Perché dunque così tanto moralismo immorale, certo ben vestito di valide argomentazioni e difeso con altrettanti richiami agli equilibri internazionali e al bene comune? Questa concezione è figlia di un pensiero debole, perché povero di ragioni secondo la totalità dei fattori in gioco e fragile nei valori che dovrebbero fondarlo. Un pensiero morale nel senso pieno e letterale della parola, ovvero capace di generare comportamenti orientati al bene, ha bisogno di un solido fondamento. L’etica senza radici profonde in una base di valori solidi e in una antropologia condivisa diventa solo una “etichetta”. Come quella dei nostri vertici internazionali, sempre cortesi e cerimoniosi, senza un dettaglio fuori posto, perfetti nell’etichetta ma troppo spesso indifferenti all’utilità pratica dei propri esiti.

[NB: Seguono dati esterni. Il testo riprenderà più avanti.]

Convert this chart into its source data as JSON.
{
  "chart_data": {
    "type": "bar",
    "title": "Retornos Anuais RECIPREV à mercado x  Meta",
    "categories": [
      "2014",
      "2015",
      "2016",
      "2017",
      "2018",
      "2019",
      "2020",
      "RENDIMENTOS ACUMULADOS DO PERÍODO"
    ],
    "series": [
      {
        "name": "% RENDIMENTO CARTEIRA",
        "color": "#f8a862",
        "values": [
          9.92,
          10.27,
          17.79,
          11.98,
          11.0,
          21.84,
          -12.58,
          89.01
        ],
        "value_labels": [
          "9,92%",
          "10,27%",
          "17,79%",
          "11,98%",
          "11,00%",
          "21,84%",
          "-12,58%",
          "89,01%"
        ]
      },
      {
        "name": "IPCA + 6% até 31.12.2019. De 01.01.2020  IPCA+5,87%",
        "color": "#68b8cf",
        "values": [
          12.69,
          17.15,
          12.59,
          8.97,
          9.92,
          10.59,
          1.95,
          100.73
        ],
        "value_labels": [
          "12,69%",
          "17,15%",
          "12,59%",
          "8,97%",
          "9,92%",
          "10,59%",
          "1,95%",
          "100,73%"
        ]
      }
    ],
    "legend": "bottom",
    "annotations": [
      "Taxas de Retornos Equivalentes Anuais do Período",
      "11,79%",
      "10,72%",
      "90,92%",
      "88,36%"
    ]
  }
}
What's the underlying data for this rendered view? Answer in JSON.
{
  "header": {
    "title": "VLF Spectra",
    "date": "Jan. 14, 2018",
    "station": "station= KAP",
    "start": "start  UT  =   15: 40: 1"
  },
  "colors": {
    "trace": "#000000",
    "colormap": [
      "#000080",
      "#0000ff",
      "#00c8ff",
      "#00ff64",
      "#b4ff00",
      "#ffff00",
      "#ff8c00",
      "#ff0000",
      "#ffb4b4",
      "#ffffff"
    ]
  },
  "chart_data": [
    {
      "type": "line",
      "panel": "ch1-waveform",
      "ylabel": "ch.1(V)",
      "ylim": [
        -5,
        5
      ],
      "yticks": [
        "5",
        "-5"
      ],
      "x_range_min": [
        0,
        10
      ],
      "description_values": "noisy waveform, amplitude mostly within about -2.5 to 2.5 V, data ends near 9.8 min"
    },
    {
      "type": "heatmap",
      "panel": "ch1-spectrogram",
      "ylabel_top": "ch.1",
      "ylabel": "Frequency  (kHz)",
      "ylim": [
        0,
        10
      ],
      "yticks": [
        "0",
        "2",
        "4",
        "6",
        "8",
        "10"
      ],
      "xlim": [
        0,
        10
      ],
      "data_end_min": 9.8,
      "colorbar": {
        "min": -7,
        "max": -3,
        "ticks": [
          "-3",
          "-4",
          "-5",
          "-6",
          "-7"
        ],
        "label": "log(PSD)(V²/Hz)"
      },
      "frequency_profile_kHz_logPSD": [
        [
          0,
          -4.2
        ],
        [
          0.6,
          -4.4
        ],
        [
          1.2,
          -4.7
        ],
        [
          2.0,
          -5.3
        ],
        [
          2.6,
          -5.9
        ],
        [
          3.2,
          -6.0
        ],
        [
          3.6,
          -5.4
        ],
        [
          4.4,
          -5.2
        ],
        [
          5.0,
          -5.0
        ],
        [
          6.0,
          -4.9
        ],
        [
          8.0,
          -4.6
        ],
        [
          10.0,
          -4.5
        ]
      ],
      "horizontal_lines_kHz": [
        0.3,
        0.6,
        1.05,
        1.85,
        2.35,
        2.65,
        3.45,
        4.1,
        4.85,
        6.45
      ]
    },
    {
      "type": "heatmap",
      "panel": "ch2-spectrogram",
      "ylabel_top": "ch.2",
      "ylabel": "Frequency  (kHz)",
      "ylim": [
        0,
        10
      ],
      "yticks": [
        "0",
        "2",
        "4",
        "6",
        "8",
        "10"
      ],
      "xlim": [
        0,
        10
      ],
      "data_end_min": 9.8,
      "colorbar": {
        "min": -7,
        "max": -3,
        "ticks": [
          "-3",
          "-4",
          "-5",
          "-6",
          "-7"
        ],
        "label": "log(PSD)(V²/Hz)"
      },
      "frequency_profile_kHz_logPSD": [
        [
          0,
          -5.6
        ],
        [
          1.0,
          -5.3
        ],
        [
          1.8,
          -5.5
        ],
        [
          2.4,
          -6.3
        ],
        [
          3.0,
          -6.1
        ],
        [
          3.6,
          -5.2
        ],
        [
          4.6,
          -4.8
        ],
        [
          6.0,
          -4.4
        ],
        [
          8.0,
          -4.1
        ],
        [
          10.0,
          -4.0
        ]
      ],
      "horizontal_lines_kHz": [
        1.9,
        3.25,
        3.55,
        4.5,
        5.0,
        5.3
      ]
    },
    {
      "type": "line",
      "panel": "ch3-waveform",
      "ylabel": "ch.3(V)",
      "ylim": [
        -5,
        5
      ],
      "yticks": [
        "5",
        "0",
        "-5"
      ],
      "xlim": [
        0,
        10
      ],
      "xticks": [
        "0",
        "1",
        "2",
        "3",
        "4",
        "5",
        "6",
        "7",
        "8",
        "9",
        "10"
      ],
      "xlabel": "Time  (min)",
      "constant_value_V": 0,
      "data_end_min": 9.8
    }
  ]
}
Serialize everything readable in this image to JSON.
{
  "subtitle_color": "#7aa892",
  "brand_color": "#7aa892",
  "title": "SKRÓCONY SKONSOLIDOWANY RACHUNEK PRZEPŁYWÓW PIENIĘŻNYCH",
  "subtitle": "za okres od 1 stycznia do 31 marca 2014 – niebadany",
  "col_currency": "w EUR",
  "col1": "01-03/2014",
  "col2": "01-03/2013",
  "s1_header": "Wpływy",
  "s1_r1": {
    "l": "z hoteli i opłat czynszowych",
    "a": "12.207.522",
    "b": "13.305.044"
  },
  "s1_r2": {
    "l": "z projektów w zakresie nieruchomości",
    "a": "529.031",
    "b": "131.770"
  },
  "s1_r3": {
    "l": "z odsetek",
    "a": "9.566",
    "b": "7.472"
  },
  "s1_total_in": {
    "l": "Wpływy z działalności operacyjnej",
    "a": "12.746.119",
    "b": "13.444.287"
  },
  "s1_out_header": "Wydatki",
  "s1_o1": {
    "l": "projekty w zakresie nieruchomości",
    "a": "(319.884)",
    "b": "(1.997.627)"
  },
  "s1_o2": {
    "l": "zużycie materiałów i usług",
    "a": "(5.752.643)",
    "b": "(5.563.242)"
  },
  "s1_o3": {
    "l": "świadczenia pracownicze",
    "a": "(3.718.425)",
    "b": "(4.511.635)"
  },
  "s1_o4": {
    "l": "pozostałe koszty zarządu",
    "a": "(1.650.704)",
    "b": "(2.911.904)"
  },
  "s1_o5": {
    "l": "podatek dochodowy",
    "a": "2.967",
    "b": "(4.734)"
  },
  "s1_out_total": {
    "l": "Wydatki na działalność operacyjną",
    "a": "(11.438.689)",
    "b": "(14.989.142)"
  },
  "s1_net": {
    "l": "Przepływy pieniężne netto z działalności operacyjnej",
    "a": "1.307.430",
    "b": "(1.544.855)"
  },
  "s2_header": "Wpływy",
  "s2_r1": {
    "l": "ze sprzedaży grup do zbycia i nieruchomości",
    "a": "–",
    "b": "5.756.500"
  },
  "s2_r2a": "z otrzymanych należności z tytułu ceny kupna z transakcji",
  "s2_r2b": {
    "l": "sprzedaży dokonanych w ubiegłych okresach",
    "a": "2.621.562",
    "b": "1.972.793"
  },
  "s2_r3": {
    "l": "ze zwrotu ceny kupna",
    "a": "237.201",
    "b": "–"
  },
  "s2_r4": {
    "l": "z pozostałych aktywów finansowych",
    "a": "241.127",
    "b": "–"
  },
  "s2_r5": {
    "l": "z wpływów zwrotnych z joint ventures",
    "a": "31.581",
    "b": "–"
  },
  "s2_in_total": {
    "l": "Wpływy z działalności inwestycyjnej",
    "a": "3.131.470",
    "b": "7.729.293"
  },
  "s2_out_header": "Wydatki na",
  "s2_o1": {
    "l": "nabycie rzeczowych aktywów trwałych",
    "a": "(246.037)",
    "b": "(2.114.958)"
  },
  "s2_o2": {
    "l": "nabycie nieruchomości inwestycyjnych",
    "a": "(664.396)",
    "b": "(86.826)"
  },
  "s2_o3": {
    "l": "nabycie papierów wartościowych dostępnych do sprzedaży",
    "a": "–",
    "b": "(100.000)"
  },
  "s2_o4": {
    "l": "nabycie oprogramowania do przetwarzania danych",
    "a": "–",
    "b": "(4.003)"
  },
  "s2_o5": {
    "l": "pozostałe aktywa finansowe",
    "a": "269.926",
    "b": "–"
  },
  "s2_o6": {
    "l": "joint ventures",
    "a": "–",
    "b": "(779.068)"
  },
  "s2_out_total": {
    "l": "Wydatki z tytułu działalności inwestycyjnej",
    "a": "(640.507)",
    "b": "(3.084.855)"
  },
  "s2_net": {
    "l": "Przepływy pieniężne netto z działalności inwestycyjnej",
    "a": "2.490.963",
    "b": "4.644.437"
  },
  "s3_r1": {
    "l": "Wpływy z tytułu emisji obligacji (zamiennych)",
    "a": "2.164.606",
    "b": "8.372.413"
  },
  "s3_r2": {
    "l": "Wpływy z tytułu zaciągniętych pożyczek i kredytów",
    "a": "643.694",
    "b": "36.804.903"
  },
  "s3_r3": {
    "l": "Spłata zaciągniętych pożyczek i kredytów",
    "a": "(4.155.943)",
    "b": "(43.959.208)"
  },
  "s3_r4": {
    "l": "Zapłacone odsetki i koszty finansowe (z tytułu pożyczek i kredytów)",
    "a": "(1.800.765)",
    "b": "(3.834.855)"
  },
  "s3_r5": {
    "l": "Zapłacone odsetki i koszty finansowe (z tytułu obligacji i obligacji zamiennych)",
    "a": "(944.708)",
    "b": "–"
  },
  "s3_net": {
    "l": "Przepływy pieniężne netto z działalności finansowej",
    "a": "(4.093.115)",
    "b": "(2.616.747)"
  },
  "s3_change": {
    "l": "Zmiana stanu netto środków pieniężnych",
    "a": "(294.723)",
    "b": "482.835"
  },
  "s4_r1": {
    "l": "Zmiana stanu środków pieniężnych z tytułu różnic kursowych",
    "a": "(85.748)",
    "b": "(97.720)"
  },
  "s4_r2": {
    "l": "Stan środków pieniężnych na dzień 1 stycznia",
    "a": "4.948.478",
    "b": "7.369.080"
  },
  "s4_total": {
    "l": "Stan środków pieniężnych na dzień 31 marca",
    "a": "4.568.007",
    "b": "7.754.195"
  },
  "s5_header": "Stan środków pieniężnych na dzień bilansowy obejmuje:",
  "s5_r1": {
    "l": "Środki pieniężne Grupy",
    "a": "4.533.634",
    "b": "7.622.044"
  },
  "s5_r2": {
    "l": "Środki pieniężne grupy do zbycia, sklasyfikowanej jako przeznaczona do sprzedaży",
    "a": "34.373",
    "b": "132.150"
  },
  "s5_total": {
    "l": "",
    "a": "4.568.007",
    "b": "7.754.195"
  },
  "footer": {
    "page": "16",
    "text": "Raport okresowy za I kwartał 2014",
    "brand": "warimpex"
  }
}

Le fondamenta della civiltà

È questo che condannerà l’Europa all’irrilevanza nel futuro! Cosa ha di significativo da dare l’Europa al futuro del mondo? L’Unione Europea economicamente sarà surclassata dalla Cina, dall’India e da altri paesi emergenti; tecnologicamente da tempo ha perso il primato della ricerca e dell’innovazione; militarmente è già evidente la sua debolezza, se non sostanziale inconsistenza, con l’assenza di un esercito comune e di strategie di comando condivise, come mostra anche la guerra in Ucraina.

L’unica salvezza per l’Europa sarà quella di abbandonare questo moralismo d’accatto per far riemergere una concezione autentica dell’uomo e della società che ha nelle radici cristiane il suo Dna più vero. Questa è la vera posta in gioco intorno al tema delle radici cristiane dell’Europa: riconoscere o misconoscere cosa c’è al fondamento di quella civiltà di cui per secoli, pur tra mille contraddizioni, siamo stati il faro per tutto il mondo! Quell’Europa che ha saputo mostrare al mondo il valore sacro e inviolabile di ogni persona umana, perché costituita “a immagine e somiglianza dell’unico Dio”, da cui sono state generate le politiche di welfare pubblico, la sanità gratuita per tutti, la previdenza sociale, la capacità di assistenza dei più deboli, il principio di sussidiarietà, la tutela della libertà e dello spirito imprenditoriale, persino l’idea che fosse possibile una amicizia fra i popoli per una pace globale.

Accontentarsi di questo moralismo vuole dire perdere la radice della propria forza e della propria eredità secolare. Soprattutto vuol dire scegliere di diventare insignificanti nel futuro del mondo.